14 October 2009

sand

I called my mom today. She told me that she was up until 11:45 last night, contemplating calling me because I forgot to. She ended up not doing it because she was scared that I would be mad.

She wants me to call everyday. I don't know if I should be worried about this. On one hand, she's a mom and moms care. On the other hand, I've been away from home for about two years now and still wants me to call every day. I wonder if my sister (who's been away from home for like 7 years now) still calls every day. Is it me? Or is she like this to all of us?

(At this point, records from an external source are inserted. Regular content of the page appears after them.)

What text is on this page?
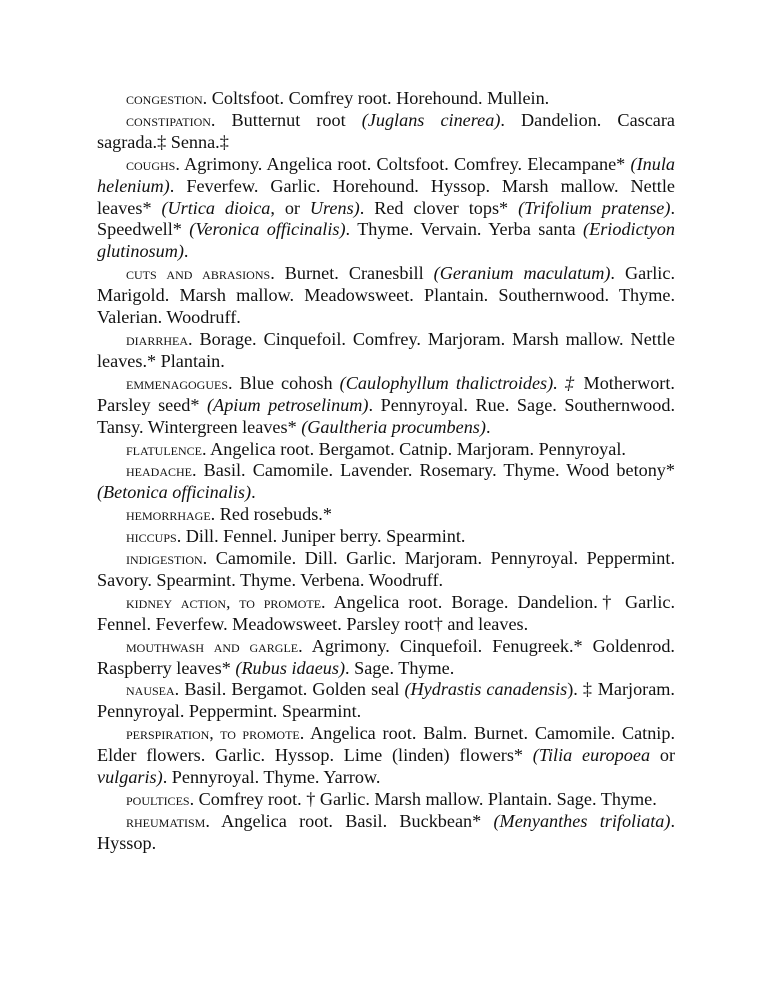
congestion. Coltsfoot. Comfrey root. Horehound. Mullein.

constipation. Butternut root (Juglans cinerea). Dandelion. Cascara sagrada.‡ Senna.‡

coughs. Agrimony. Angelica root. Coltsfoot. Comfrey. Elecampane* (Inula helenium). Feverfew. Garlic. Horehound. Hyssop. Marsh mallow. Nettle leaves* (Urtica dioica, or Urens). Red clover tops* (Trifolium pratense). Speedwell* (Veronica officinalis). Thyme. Vervain. Yerba santa (Eriodictyon glutinosum).

cuts and abrasions. Burnet. Cranesbill (Geranium maculatum). Garlic. Marigold. Marsh mallow. Meadowsweet. Plantain. Southernwood. Thyme. Valerian. Woodruff.

diarrhea. Borage. Cinquefoil. Comfrey. Marjoram. Marsh mallow. Nettle leaves.* Plantain.

emmenagogues. Blue cohosh (Caulophyllum thalictroides). ‡ Motherwort. Parsley seed* (Apium petroselinum). Pennyroyal. Rue. Sage. Southernwood. Tansy. Wintergreen leaves* (Gaultheria procumbens).

flatulence. Angelica root. Bergamot. Catnip. Marjoram. Pennyroyal.

headache. Basil. Camomile. Lavender. Rosemary. Thyme. Wood betony* (Betonica officinalis).

hemorrhage. Red rosebuds.*

hiccups. Dill. Fennel. Juniper berry. Spearmint.

indigestion. Camomile. Dill. Garlic. Marjoram. Pennyroyal. Peppermint. Savory. Spearmint. Thyme. Verbena. Woodruff.

kidney action, to promote. Angelica root. Borage. Dandelion.† Garlic. Fennel. Feverfew. Meadowsweet. Parsley root† and leaves.

mouthwash and gargle. Agrimony. Cinquefoil. Fenugreek.* Goldenrod. Raspberry leaves* (Rubus idaeus). Sage. Thyme.

nausea. Basil. Bergamot. Golden seal (Hydrastis canadensis). ‡ Marjoram. Pennyroyal. Peppermint. Spearmint.

perspiration, to promote. Angelica root. Balm. Burnet. Camomile. Catnip. Elder flowers. Garlic. Hyssop. Lime (linden) flowers* (Tilia europoea or vulgaris). Pennyroyal. Thyme. Yarrow.

poultices. Comfrey root. † Garlic. Marsh mallow. Plantain. Sage. Thyme.

rheumatism. Angelica root. Basil. Buckbean* (Menyanthes trifoliata). Hyssop.
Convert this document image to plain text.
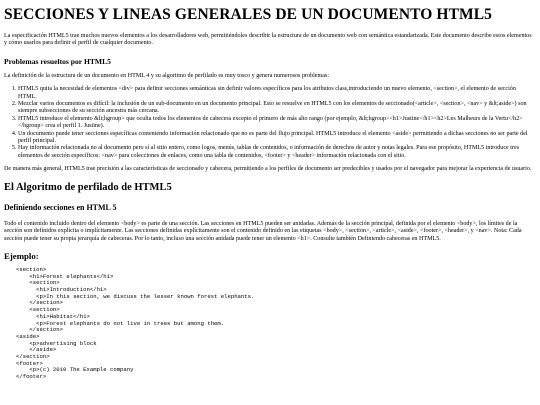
SECCIONES Y LINEAS GENERALES DE UN DOCUMENTO HTML5

La especificación HTML5 trae muchos nuevos elementos a los desarrolladores web, permitiéndoles describir la estructura de un documento web con semántica estandarizada. Este documento describe estos elementos y cómo usarlos para definir el perfil de cualquier documento.

Problemas resueltos por HTML5

La definición de la estructura de un documento en HTML 4 y su algoritmo de perfilado es muy tosco y genera numerosos problemas:

1. HTML5 quita la necesidad de elementos <div> para definir secciones semánticas sin definir valores específicos para los atributos class,introduciendo un nuevo elemento, <section>, el elemento de sección HTML.
2. Mezclar varios documentos es difícil: la inclusión de un sub-documento en un documento principal. Esto se resuelve en HTML5 con los elementos de seccionado(<article>, <section>, <nav> y &lt;aside>) son siempre subsecciones de su sección ancestra más cercana.
3. HTML5 introduce el elemento &lt;hgroup> que oculta todos los elementos de cabecera excepto el primero de más alto rango (por ejemplo, &lt;hgroup><h1>Justine</h1><h2>Les Malheurs de la Vertu</h2></hgroup> crea el perfil 1. Justine).
4. Un documento puede tener secciones específicas conteniendo información relacionado que no es parte del flujo principal. HTML5 introduce el elemento <aside> permitiendo a dichas secciones no ser parte del perfil principal.
5. Hay información relacionada no al documento pero sí al sitio entero, como logos, menús, tablas de contenidos, o información de derechos de autor y notas legales. Para ese propósito, HTML5 introduce tres elementos de sección específicos: <nav> para colecciones de enlaces, como una tabla de contenidos, <footer> y <header> información relacionada con el sitio.

De manera más general, HTML5 trae precisión a las características de seccionado y cabecera, permitiendo a los perfiles de documento ser predecibles y usados por el navegador para mejorar la experiencia de usuario.

El Algoritmo de perfilado de HTML5
Definiendo secciones en HTML 5

Todo el contenido incluido dentro del elemento <body> es parte de una sección. Las secciones en HTML5 pueden ser anidadas. Además de la sección principal, definida por el elemento <body>, los límites de la sección son definidos explícita o implícitamente. Las secciones definidas explícitamente son el contenido definido en las etiquetas <body>, <section>, <article>, <aside>, <footer>, <header>, y <nav>. Nota: Cada sección puede tener su propia jerarquía de cabeceras. Por lo tanto, incluso una sección anidada puede tener un elemento <h1>. Consulte también Definiendo cabeceras en HTML5.

Ejemplo:
<section>
<h1>Forest elephants</h1>
<section>
<h1>Introduction</h1>
<p>In this section, we discuss the lesser known forest elephants.
</section>
<section>
<h1>Habitat</h1>
<p>Forest elephants do not live in trees but among them.
</section>
<aside>
<p>advertising block
</aside>
</section>
<footer>
<p>(c) 2010 The Example company
</footer>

It worries me because I start to think that she's emotionally dependent on me when I hear things like this. She's bipolar, so I don't know what crazy things she'll do.

Seeing her react this way reminds me -- to some extent 00 of how I was when I was with you. Stepping back, I see how it can be suffocating. But at the same time, I feel like my reasons were different than my mom's.

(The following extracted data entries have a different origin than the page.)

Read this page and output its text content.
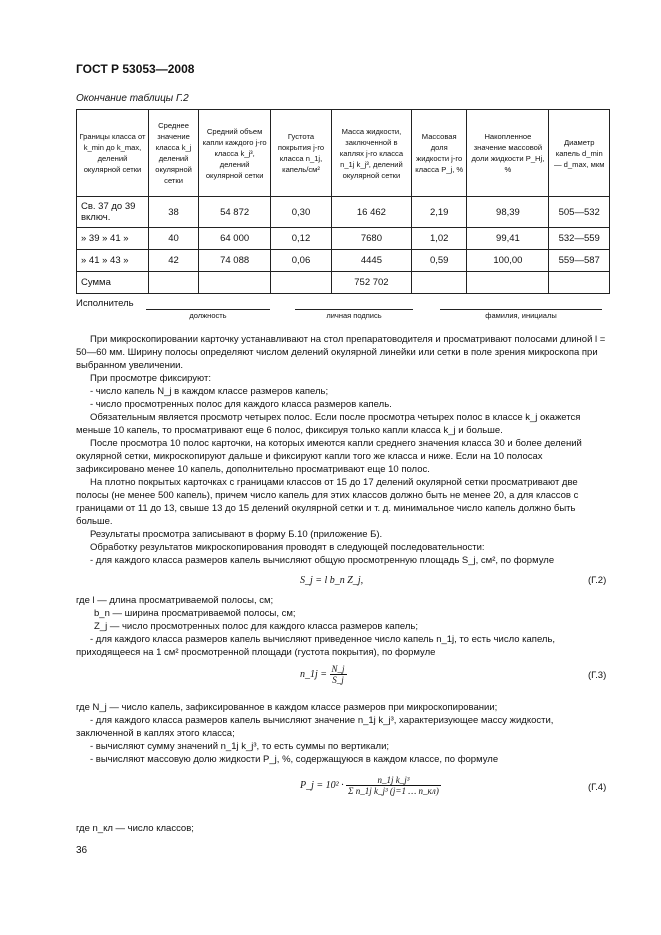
ГОСТ Р 53053—2008
Окончание таблицы Г.2
Границы класса от k_min до k_max, делений окулярной сетки	Среднее значение класса k_j делений окулярной сетки	Средний объем капли каждого j-го класса k_j³, делений окулярной сетки	Густота покрытия j-го класса n_1j, капель/см²	Масса жидкости, заключенной в каплях j-го класса n_1j k_j³, делений окулярной сетки	Массовая доля жидкости j-го класса P_j, %	Накопленное значение массовой доли жидкости P_Hj, %	Диаметр капель d_min — d_max, мкм
Св. 37 до 39 включ.	38	54 872	0,30	16 462	2,19	98,39	505—532
» 39 » 41 »	40	64 000	0,12	7680	1,02	99,41	532—559
» 41 » 43 »	42	74 088	0,06	4445	0,59	100,00	559—587
Сумма				752 702			
Исполнитель
должность	личная подпись	фамилия, инициалы

При микроскопировании карточку устанавливают на стол препаратоводителя и просматривают полосами длиной l = 50—60 мм. Ширину полосы определяют числом делений окулярной линейки или сетки в поле зрения микроскопа при выбранном увеличении.

При просмотре фиксируют:

- число капель N_j в каждом классе размеров капель;

- число просмотренных полос для каждого класса размеров капель.

Обязательным является просмотр четырех полос. Если после просмотра четырех полос в классе k_j окажется меньше 10 капель, то просматривают еще 6 полос, фиксируя только капли класса k_j и больше.

После просмотра 10 полос карточки, на которых имеются капли среднего значения класса 30 и более делений окулярной сетки, микроскопируют дальше и фиксируют капли того же класса и ниже. Если на 10 полосах зафиксировано менее 10 капель, дополнительно просматривают еще 10 полос.

На плотно покрытых карточках с границами классов от 15 до 17 делений окулярной сетки просматривают две полосы (не менее 500 капель), причем число капель для этих классов должно быть не менее 20, а для классов с границами от 11 до 13, свыше 13 до 15 делений окулярной сетки и т. д. минимальное число капель должно быть больше.

Результаты просмотра записывают в форму Б.10 (приложение Б).

Обработку результатов микроскопирования проводят в следующей последовательности:

- для каждого класса размеров капель вычисляют общую просмотренную площадь S_j, см², по формуле

S_j = l b_n Z_j,	(Г.2)

где l — длина просматриваемой полосы, см;

b_n — ширина просматриваемой полосы, см;

Z_j — число просмотренных полос для каждого класса размеров капель;

- для каждого класса размеров капель вычисляют приведенное число капель n_1j, то есть число капель, приходящееся на 1 см² просмотренной площади (густота покрытия), по формуле

n_1j = $\frac{N\_j}{S\_j}$	(Г.3)

где N_j — число капель, зафиксированное в каждом классе размеров при микроскопировании;

- для каждого класса размеров капель вычисляют значение n_1j k_j³, характеризующее массу жидкости, заключенной в каплях этого класса;

- вычисляют сумму значений n_1j k_j³, то есть суммы по вертикали;

- вычисляют массовую долю жидкости P_j, %, содержащуюся в каждом классе, по формуле

P_j = $10^2 \cdot \frac{\text{n\_1j k\_j³}}{\text{Σ n\_1j k\_j³ (j=1 … n\_кл)}}$	(Г.4)

где n_кл — число классов;

36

Seriously though, our conversations are trifling. Aside from the unusual admission that she contemplated calling me, we spent 1 minute confirming the things I did today:

"You went to class today?"
"Yeah."
"You went to work today?"
"Yeah."
"You ate today?"
"I ate earlier."
"Okay bye."

I love my mom and I don't dread our calls, I just wonder what'll happen when I get caught up in my own thing.

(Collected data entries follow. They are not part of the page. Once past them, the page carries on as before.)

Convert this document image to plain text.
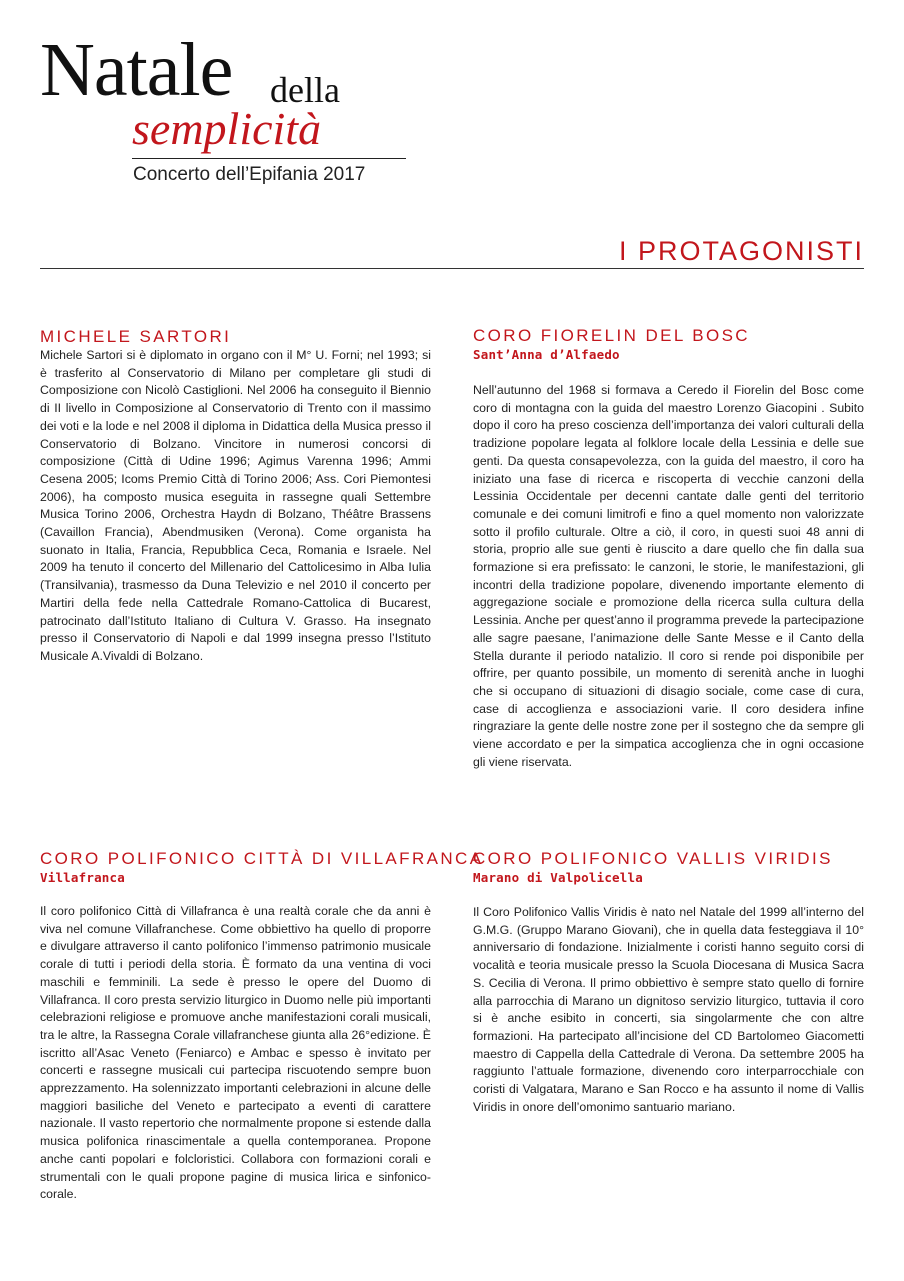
Natale della
semplicità
Concerto dell’Epifania 2017
I PROTAGONISTI
MICHELE SARTORI

Michele Sartori si è diplomato in organo con il M° U. Forni; nel 1993; si è trasferito al Conservatorio di Milano per completare gli studi di Composizione con Nicolò Castiglioni. Nel 2006 ha conseguito il Biennio di II livello in Composizione al Conservatorio di Trento con il massimo dei voti e la lode e nel 2008 il diploma in Didattica della Musica presso il Conservatorio di Bolzano. Vincitore in numerosi concorsi di composizione (Città di Udine 1996; Agimus Varenna 1996; Ammi Cesena 2005; Icoms Premio Città di Torino 2006; Ass. Cori Piemontesi 2006), ha composto musica eseguita in rassegne quali Settembre Musica Torino 2006, Orchestra Haydn di Bolzano, Théâtre Brassens (Cavaillon Francia), Abendmusiken (Verona). Come organista ha suonato in Italia, Francia, Repubblica Ceca, Romania e Israele. Nel 2009 ha tenuto il concerto del Millenario del Cattolicesimo in Alba Iulia (Transilvania), trasmesso da Duna Televizio e nel 2010 il concerto per Martiri della fede nella Cattedrale Romano-Cattolica di Bucarest, patrocinato dall’Istituto Italiano di Cultura V. Grasso. Ha insegnato presso il Conservatorio di Napoli e dal 1999 insegna presso l’Istituto Musicale A.Vivaldi di Bolzano.

CORO FIORELIN DEL BOSC
Sant’Anna d’Alfaedo

Nell’autunno del 1968 si formava a Ceredo il Fiorelin del Bosc come coro di montagna con la guida del maestro Lorenzo Giacopini . Subito dopo il coro ha preso coscienza dell’importanza dei valori culturali della tradizione popolare legata al folklore locale della Lessinia e delle sue genti. Da questa consapevolezza, con la guida del maestro, il coro ha iniziato una fase di ricerca e riscoperta di vecchie canzoni della Lessinia Occidentale per decenni cantate dalle genti del territorio comunale e dei comuni limitrofi e fino a quel momento non valorizzate sotto il profilo culturale. Oltre a ciò, il coro, in questi suoi 48 anni di storia, proprio alle sue genti è riuscito a dare quello che fin dalla sua formazione si era prefissato: le canzoni, le storie, le manifestazioni, gli incontri della tradizione popolare, divenendo importante elemento di aggregazione sociale e promozione della ricerca sulla cultura della Lessinia. Anche per quest’anno il programma prevede la partecipazione alle sagre paesane, l’animazione delle Sante Messe e il Canto della Stella durante il periodo natalizio. Il coro si rende poi disponibile per offrire, per quanto possibile, un momento di serenità anche in luoghi che si occupano di situazioni di disagio sociale, come case di cura, case di accoglienza e associazioni varie. Il coro desidera infine ringraziare la gente delle nostre zone per il sostegno che da sempre gli viene accordato e per la simpatica accoglienza che in ogni occasione gli viene riservata.

CORO POLIFONICO CITTÀ DI VILLAFRANCA
Villafranca

Il coro polifonico Città di Villafranca è una realtà corale che da anni è viva nel comune Villafranchese. Come obbiettivo ha quello di proporre e divulgare attraverso il canto polifonico l’immenso patrimonio musicale corale di tutti i periodi della storia. È formato da una ventina di voci maschili e femminili. La sede è presso le opere del Duomo di Villafranca. Il coro presta servizio liturgico in Duomo nelle più importanti celebrazioni religiose e promuove anche manifestazioni corali musicali, tra le altre, la Rassegna Corale villafranchese giunta alla 26°edizione. È iscritto all’Asac Veneto (Feniarco) e Ambac e spesso è invitato per concerti e rassegne musicali cui partecipa riscuotendo sempre buon apprezzamento. Ha solennizzato importanti celebrazioni in alcune delle maggiori basiliche del Veneto e partecipato a eventi di carattere nazionale. Il vasto repertorio che normalmente propone si estende dalla musica polifonica rinascimentale a quella contemporanea. Propone anche canti popolari e folcloristici. Collabora con formazioni corali e strumentali con le quali propone pagine di musica lirica e sinfonico-corale.

CORO POLIFONICO VALLIS VIRIDIS
Marano di Valpolicella

Il Coro Polifonico Vallis Viridis è nato nel Natale del 1999 all’interno del G.M.G. (Gruppo Marano Giovani), che in quella data festeggiava il 10° anniversario di fondazione. Inizialmente i coristi hanno seguito corsi di vocalità e teoria musicale presso la Scuola Diocesana di Musica Sacra S. Cecilia di Verona. Il primo obbiettivo è sempre stato quello di fornire alla parrocchia di Marano un dignitoso servizio liturgico, tuttavia il coro si è anche esibito in concerti, sia singolarmente che con altre formazioni. Ha partecipato all’incisione del CD Bartolomeo Giacometti maestro di Cappella della Cattedrale di Verona. Da settembre 2005 ha raggiunto l’attuale formazione, divenendo coro interparrocchiale con coristi di Valgatara, Marano e San Rocco e ha assunto il nome di Vallis Viridis in onore dell’omonimo santuario mariano.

Are all moms like this? It doesn't have to be a call. It can be emails or texting.

1 comment:

Anonymous said...

I know my mother wants to call, but she's afraid that I'll get irritable or that I'm busy. That depresses me more than anything else, actually.

I wish they had something to keep them occupied. Something that doesn't involve us. It's not out of malice or aggravation; I just don't think anybody should attribute so much importance to somebody else. Nobody deserves that.